Was Diana Mentally Ill?

This is a Aug. 9, 1997, file photo of Diana, Princess of Wales, and her butler, Paul Burrell, rear left, meeting Bosnian Serbs and Muslims affected by landmines near Tuzla, Bosnia during the second day of her visit to Bosnia. Princess Diana wrote in a letter months before her death that she feared someone was planning to kill her in a staged car accident, a London tabloid newspaper reported Monday Oct. 20, 2003.
For the third day in a row, what the butler saw and heard is making headlines.

On Wednesday, Earl Spencer, brother of Britain's Princess Diana, is alleged to have told her he hoped she was getting help for her mental illness. CBS News Correspondent Elizabeth Palmer reports for The Early Show.
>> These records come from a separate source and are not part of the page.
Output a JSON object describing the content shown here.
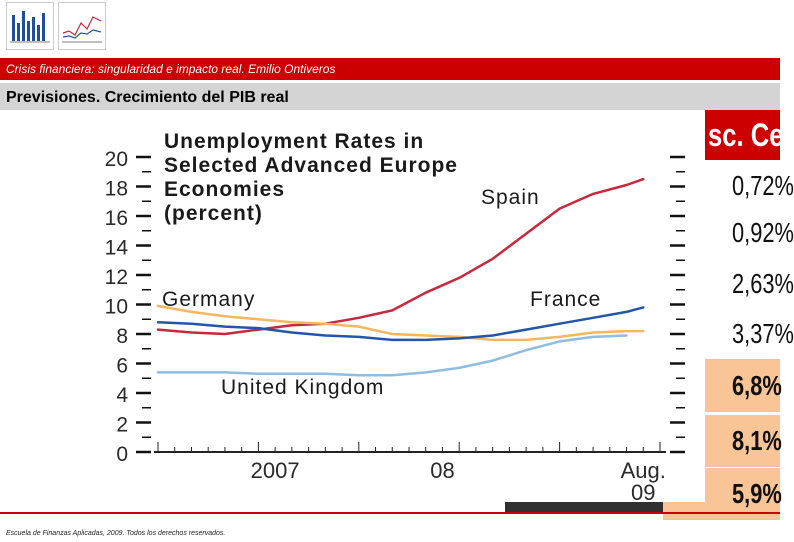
{
  "header": {
    "subtitle": "Crisis financiera: singularidad e impacto real.  Emilio Ontiveros",
    "title": "Previsiones.  Crecimiento del PIB real"
  },
  "right_table": {
    "header": "sc. Ce",
    "values": [
      "0,72%",
      "0,92%",
      "2,63%",
      "3,37%",
      "6,8%",
      "8,1%",
      "5,9%"
    ]
  },
  "footer": {
    "text": "Escuela de Finanzas Aplicadas, 2009. Todos los derechos reservados."
  },
  "colors": {
    "spain": "#c8283c",
    "germany": "#f5b661",
    "france": "#2356a8",
    "uk": "#8fbde0",
    "accent": "#cc0000"
  },
  "chart_data": {
    "type": "line",
    "title": "Unemployment Rates in Selected Advanced Europe Economies (percent)",
    "title_lines": [
      "Unemployment Rates in",
      "Selected Advanced Europe",
      "Economies",
      "(percent)"
    ],
    "y_ticks": [
      "0",
      "2",
      "4",
      "6",
      "8",
      "10",
      "12",
      "14",
      "16",
      "18",
      "20"
    ],
    "ylim": [
      0,
      20
    ],
    "x_tick_labels": [
      "2007",
      "08",
      "Aug.",
      "09"
    ],
    "x_range": [
      0,
      30
    ],
    "x_tick_positions": [
      7,
      17,
      29
    ],
    "series": [
      {
        "name": "Spain",
        "label": "Spain",
        "color": "#c8283c",
        "x": [
          0,
          2,
          4,
          6,
          8,
          10,
          12,
          14,
          16,
          18,
          20,
          22,
          24,
          26,
          28,
          29
        ],
        "values": [
          8.3,
          8.1,
          8.0,
          8.3,
          8.6,
          8.7,
          9.1,
          9.6,
          10.8,
          11.8,
          13.1,
          14.8,
          16.5,
          17.5,
          18.1,
          18.5
        ]
      },
      {
        "name": "Germany",
        "label": "Germany",
        "color": "#f5b661",
        "x": [
          0,
          2,
          4,
          6,
          8,
          10,
          12,
          14,
          16,
          18,
          20,
          22,
          24,
          26,
          28,
          29
        ],
        "values": [
          9.9,
          9.5,
          9.2,
          9.0,
          8.8,
          8.7,
          8.5,
          8.0,
          7.9,
          7.8,
          7.6,
          7.6,
          7.8,
          8.1,
          8.2,
          8.2
        ]
      },
      {
        "name": "France",
        "label": "France",
        "color": "#2356a8",
        "x": [
          0,
          2,
          4,
          6,
          8,
          10,
          12,
          14,
          16,
          18,
          20,
          22,
          24,
          26,
          28,
          29
        ],
        "values": [
          8.8,
          8.7,
          8.5,
          8.4,
          8.1,
          7.9,
          7.8,
          7.6,
          7.6,
          7.7,
          7.9,
          8.3,
          8.7,
          9.1,
          9.5,
          9.8
        ]
      },
      {
        "name": "United Kingdom",
        "label": "United Kingdom",
        "color": "#8fbde0",
        "x": [
          0,
          2,
          4,
          6,
          8,
          10,
          12,
          14,
          16,
          18,
          20,
          22,
          24,
          26,
          28
        ],
        "values": [
          5.4,
          5.4,
          5.4,
          5.3,
          5.3,
          5.3,
          5.2,
          5.2,
          5.4,
          5.7,
          6.2,
          6.9,
          7.5,
          7.8,
          7.9
        ]
      }
    ]
  }
}
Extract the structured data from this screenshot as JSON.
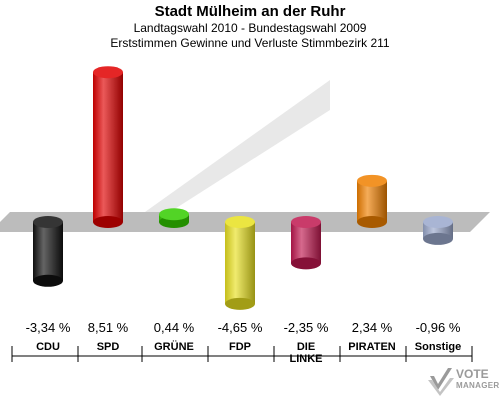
{
  "header": {
    "title": "Stadt Mülheim an der Ruhr",
    "subtitle1": "Landtagswahl 2010 - Bundestagswahl 2009",
    "subtitle2": "Erststimmen Gewinne und Verluste Stimmbezirk 211"
  },
  "chart_data": {
    "type": "bar",
    "categories": [
      "CDU",
      "SPD",
      "GRÜNE",
      "FDP",
      "DIE LINKE",
      "PIRATEN",
      "Sonstige"
    ],
    "values": [
      -3.34,
      8.51,
      0.44,
      -4.65,
      -2.35,
      2.34,
      -0.96
    ],
    "value_labels": [
      "-3,34 %",
      "8,51 %",
      "0,44 %",
      "-4,65 %",
      "-2,35 %",
      "2,34 %",
      "-0,96 %"
    ],
    "colors": [
      "#111111",
      "#e00000",
      "#33cc00",
      "#e8e020",
      "#c01850",
      "#f08000",
      "#9aa8cc"
    ],
    "ylim": [
      -4.65,
      8.51
    ],
    "grid": false,
    "legend": "none"
  },
  "logo": {
    "line1": "VOTE",
    "line2": "MANAGER"
  }
}
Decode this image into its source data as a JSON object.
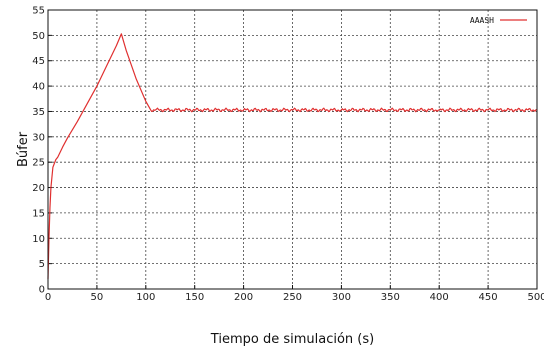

Diana is now buried at the earl's ancestral home, Althorp, but in letters written to her after her marriage to Charles failed, the earl wrote he feared for her.

"I know how manipulation and deceit are parts of the illness," he wrote, "I hope you are getting appropriate help."

Buckingham Palace correspondents are getting more of an airing, too. Excerpts from Prince Philip's letters to Diana showed that he and the queen disapproved of Charles and Diana taking lovers. All of these are excerpted from a book by Paul Burrell, Diana's former butler. It goes on sale next week.

Although they've attracted tabloid attention, Burrell's revelations are widely seen as an abuse of Diana's trust and motivated by greed.

Royal watcher Victoria Mather from Tatler magazine says, "I wonder what else he has? You know? From a frail princess over a volatile position, what else has he of hers? What else did he wheedle out of her?"

And Ingrid Seward, editor-in-chief of Majesty magazine, says, "I think it shows Diana as a very vulnerable and insecure woman, which we already knew."

In spite of Diana's frailty, the drama of her life can still command newspaper headlines six years after her death.